Financial wellbeing is now a permanent fixture of NatWest’s broader wellbeing strategy. And so to continue its success they have recently introduced specific questions around financial wellbeing into its colleague opinion survey, to ensure its strategy is meeting colleagues’ needs.
In addition they are constantly listening to broader colleague feedback and have received positive responses from colleagues who feel the material is helpful and would like to access more information. Overall, it has found that people are keen to engage and learn about financial wellbeing.
“We can see encouraging signs elsewhere as well,” said Walker. “For example, our pensions savings rates have come on significantly, we have fantastic engagement as part of our annual benefits campaign, and more financial wellbeing is being featured on department-level people plans. It’s clear, in the way that physical and mental health did, financial wellbeing is growing roots and building momentum.”

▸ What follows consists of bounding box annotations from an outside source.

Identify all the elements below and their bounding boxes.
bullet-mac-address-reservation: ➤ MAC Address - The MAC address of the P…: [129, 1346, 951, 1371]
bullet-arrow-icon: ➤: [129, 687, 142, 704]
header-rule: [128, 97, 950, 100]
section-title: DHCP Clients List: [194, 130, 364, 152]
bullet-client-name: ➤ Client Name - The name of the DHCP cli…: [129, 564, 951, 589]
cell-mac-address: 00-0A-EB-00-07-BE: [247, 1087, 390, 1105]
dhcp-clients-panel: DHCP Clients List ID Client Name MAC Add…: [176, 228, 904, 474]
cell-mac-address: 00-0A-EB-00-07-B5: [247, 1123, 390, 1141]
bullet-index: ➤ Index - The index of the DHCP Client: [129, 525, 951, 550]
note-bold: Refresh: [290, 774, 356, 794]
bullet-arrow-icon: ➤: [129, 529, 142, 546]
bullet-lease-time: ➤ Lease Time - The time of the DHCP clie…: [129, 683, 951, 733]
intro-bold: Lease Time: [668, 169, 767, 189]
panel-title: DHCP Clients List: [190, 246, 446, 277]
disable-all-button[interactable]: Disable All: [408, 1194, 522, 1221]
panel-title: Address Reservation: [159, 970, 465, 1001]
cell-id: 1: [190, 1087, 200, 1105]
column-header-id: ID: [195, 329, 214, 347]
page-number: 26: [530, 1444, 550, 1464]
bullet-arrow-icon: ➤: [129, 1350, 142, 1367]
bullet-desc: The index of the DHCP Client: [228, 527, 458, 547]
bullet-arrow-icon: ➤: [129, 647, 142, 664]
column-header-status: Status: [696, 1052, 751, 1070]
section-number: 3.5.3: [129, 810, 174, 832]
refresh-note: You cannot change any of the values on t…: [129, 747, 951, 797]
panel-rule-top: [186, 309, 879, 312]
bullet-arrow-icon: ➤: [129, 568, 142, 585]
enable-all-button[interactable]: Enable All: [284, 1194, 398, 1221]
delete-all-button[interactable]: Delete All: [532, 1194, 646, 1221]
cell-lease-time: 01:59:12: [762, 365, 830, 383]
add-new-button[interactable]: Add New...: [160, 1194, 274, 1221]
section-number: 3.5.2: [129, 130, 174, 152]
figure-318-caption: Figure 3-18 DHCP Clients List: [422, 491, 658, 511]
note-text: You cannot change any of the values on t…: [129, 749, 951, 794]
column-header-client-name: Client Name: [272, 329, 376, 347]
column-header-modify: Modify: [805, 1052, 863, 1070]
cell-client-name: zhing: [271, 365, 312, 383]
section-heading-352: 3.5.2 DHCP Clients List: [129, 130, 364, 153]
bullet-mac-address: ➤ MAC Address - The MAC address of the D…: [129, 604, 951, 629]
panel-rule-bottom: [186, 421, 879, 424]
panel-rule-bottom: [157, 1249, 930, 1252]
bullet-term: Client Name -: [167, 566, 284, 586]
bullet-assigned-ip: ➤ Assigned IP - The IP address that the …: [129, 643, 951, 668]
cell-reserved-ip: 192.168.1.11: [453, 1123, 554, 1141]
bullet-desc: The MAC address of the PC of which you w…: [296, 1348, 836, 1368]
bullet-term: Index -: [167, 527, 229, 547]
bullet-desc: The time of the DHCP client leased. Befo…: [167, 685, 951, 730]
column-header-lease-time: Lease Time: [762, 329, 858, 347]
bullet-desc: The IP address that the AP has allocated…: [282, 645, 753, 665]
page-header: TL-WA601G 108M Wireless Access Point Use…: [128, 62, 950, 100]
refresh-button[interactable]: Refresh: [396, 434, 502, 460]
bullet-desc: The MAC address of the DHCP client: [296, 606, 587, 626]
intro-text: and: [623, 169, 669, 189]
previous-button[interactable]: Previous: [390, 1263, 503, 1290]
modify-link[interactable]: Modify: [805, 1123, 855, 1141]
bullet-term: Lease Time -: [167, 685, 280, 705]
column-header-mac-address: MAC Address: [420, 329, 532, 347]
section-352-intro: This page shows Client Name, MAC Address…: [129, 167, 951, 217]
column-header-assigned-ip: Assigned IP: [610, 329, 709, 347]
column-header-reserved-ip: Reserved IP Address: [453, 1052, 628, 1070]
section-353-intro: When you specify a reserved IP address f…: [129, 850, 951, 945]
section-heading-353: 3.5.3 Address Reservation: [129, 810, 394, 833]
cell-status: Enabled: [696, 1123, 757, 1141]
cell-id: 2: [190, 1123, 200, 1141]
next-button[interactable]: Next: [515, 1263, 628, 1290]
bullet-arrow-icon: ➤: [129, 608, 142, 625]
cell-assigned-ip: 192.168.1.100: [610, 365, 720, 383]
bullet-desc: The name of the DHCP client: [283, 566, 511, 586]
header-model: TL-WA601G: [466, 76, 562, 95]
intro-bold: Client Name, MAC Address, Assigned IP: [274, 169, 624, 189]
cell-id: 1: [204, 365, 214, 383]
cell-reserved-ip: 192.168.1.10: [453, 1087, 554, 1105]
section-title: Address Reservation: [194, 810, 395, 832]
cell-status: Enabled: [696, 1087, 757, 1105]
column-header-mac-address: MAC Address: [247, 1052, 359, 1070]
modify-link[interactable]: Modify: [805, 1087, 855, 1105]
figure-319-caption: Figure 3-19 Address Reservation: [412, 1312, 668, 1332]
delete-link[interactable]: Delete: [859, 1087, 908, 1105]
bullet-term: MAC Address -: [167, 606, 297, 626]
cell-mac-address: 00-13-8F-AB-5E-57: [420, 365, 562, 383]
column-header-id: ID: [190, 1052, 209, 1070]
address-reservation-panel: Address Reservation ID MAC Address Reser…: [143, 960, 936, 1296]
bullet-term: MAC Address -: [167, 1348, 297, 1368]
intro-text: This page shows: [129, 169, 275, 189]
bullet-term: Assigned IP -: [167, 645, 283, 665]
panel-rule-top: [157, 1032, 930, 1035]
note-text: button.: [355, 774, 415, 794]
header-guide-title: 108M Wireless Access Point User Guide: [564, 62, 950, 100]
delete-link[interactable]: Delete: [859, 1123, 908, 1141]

In terms of how they maintain this momentum, financial wellbeing now has a dedicated ‘space’ in its wellbeing calendar to focus on money. “We’re also looking at ways that we can deliver our content differently and empower teams to run their own sessions to get them talking about money, and we’re also considering some new benefits that might add to our offering more broadly,” adds Walker.
Advice to those starting their financial wellbeing journey
For those just beginning to plan their financial wellbeing strategy, Walker offers some brilliant advice.
“Take some time to picture what you want colleagues to say, feel and do as a result of your strategy in five to 10 years’ time. Being clear on the outcomes you’re striving for in these terms is a powerful way to test if you’re on the right track, and consider if you’re using your energy, budget and resource on the right things.
“Be prepared for it to take some time. Celebrate the small wins, give things a try and be open to things not going as you planned – there’s always some great lessons to be learnt,” she concludes.